The Vice Chancellor of the university, Professor Nosa Owens-Ibie said this on Wednesday during the 2021 Caleb University International Conference in Lagos with the theme: “Future Forward: Disruptive Innovations what next?”
Owens-Ibie said disruptive innovation is the innovations and technologies that make expensive or sophisticated products and services accessible and more affordable to a broader market.
According to the VC, it was high time intellectuals did things differently to achieve better results and remain relevant as the world evolves, to reposition Nigeria and Africa as a continent.
Owens-Ibie said: “We are dealing with a reality that things are no more normal anywhere and even what is not normal is further disrupted daily.
“For instance, what we use to generate wealth from has changed, some of them permanently to an age of technological determinism.
“This conference will help all of us individually or corporate entity to focus on the fact that if you are rejoicing in only what you know in a world where knowledge is rapidly evolving, then you need to think again.
“For you to remain relevant, you must be ready to show that you are different.”
A professor at Crown Hill University, Eiyenkoein, Kwara State, Muritala Awodun, asked individual Nigerians to create values within their societies.
Awodun urged Nigerians to engage in entrepreneurship to generate value within the society to create new and innovative technologies.
“Nigerians should not wait for the government before they can be productive. Everybody should make themselves vessels of change to ensure development in the county,” he said.
A lecturer in the Department of Mass Communication, Caleb University, Mrs Ifedolapo Ademosu, urged Nigerians to proffer sustainable solutions that could move the country from where it is to where it ought to be.
Ademosu urged Nigerians to leverage local knowledge in solving local problems as a result of different socio-cultural dimensions.
She asked governments not just to implement ideas but to engage people who are ready at the local level to make a difference.
She said: “We should begin to look at problems in a different way to choose sustainable development across the board not just from the human point of view, but from what we can do to address the problems.”
Deputy Vice Chancellor, Caleb University, Prof.

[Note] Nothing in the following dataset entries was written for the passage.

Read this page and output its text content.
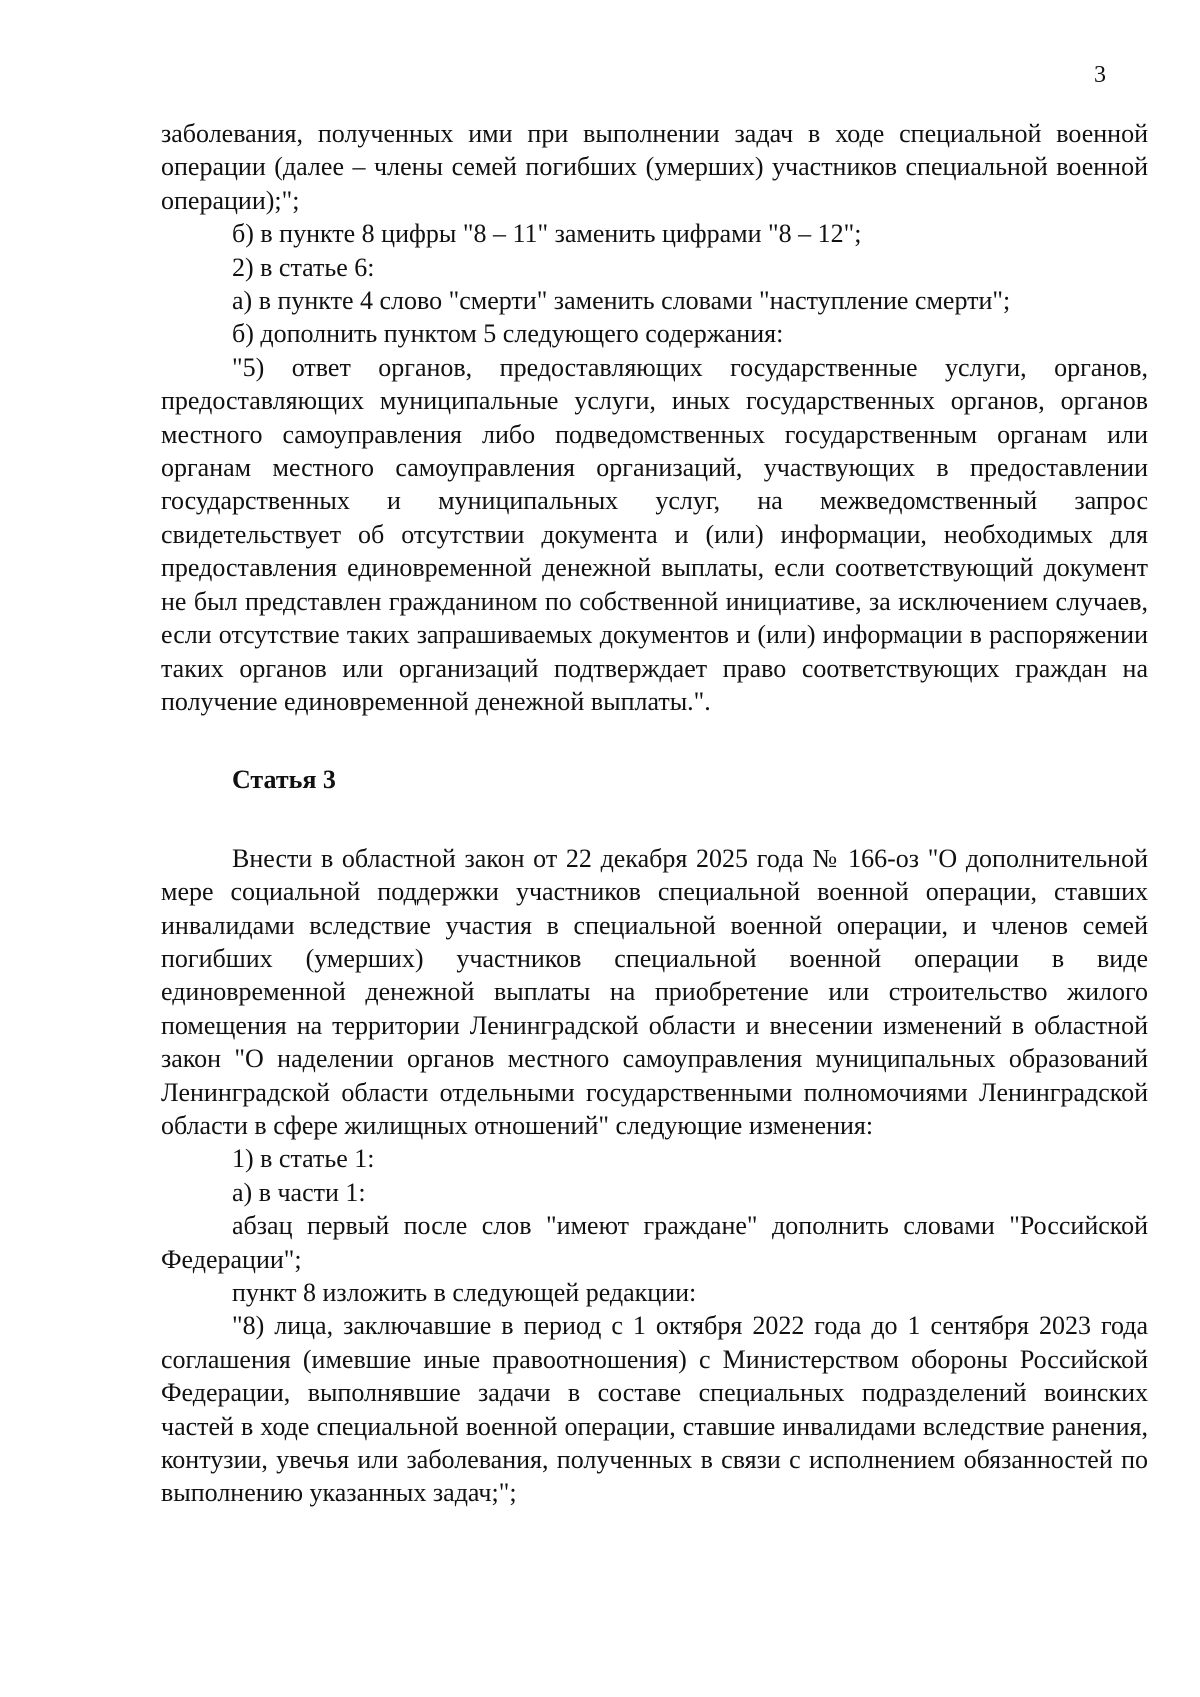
3

заболевания, полученных ими при выполнении задач в ходе специальной военной операции (далее – члены семей погибших (умерших) участников специальной военной операции);";

б) в пункте 8 цифры "8 – 11" заменить цифрами "8 – 12";

2) в статье 6:

а) в пункте 4 слово "смерти" заменить словами "наступление смерти";

б) дополнить пунктом 5 следующего содержания:

"5) ответ органов, предоставляющих государственные услуги, органов, предоставляющих муниципальные услуги, иных государственных органов, органов местного самоуправления либо подведомственных государственным органам или органам местного самоуправления организаций, участвующих в предоставлении государственных и муниципальных услуг, на межведомственный запрос свидетельствует об отсутствии документа и (или) информации, необходимых для предоставления единовременной денежной выплаты, если соответствующий документ не был представлен гражданином по собственной инициативе, за исключением случаев, если отсутствие таких запрашиваемых документов и (или) информации в распоряжении таких органов или организаций подтверждает право соответствующих граждан на получение единовременной денежной выплаты.".

Статья 3

Внести в областной закон от 22 декабря 2025 года № 166-оз "О дополнительной мере социальной поддержки участников специальной военной операции, ставших инвалидами вследствие участия в специальной военной операции, и членов семей погибших (умерших) участников специальной военной операции в виде единовременной денежной выплаты на приобретение или строительство жилого помещения на территории Ленинградской области и внесении изменений в областной закон "О наделении органов местного самоуправления муниципальных образований Ленинградской области отдельными государственными полномочиями Ленинградской области в сфере жилищных отношений" следующие изменения:

1) в статье 1:

а) в части 1:

абзац первый после слов "имеют граждане" дополнить словами "Российской Федерации";

пункт 8 изложить в следующей редакции:

"8) лица, заключавшие в период с 1 октября 2022 года до 1 сентября 2023 года соглашения (имевшие иные правоотношения) с Министерством обороны Российской Федерации, выполнявшие задачи в составе специальных подразделений воинских частей в ходе специальной военной операции, ставшие инвалидами вследствие ранения, контузии, увечья или заболевания, полученных в связи с исполнением обязанностей по выполнению указанных задач;";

Adedeji Daramola, said the essence of the conference was to brainstorm and bring out an idea on how participants can run a common front to address the dynamics of changes and challenges we have all over the world.
“We are launching out to bring creative ideas to break the bonds and limitations in Africa, people thought Africa is backward but most of the African Nations are leading at the exotic global level,” the DVC said.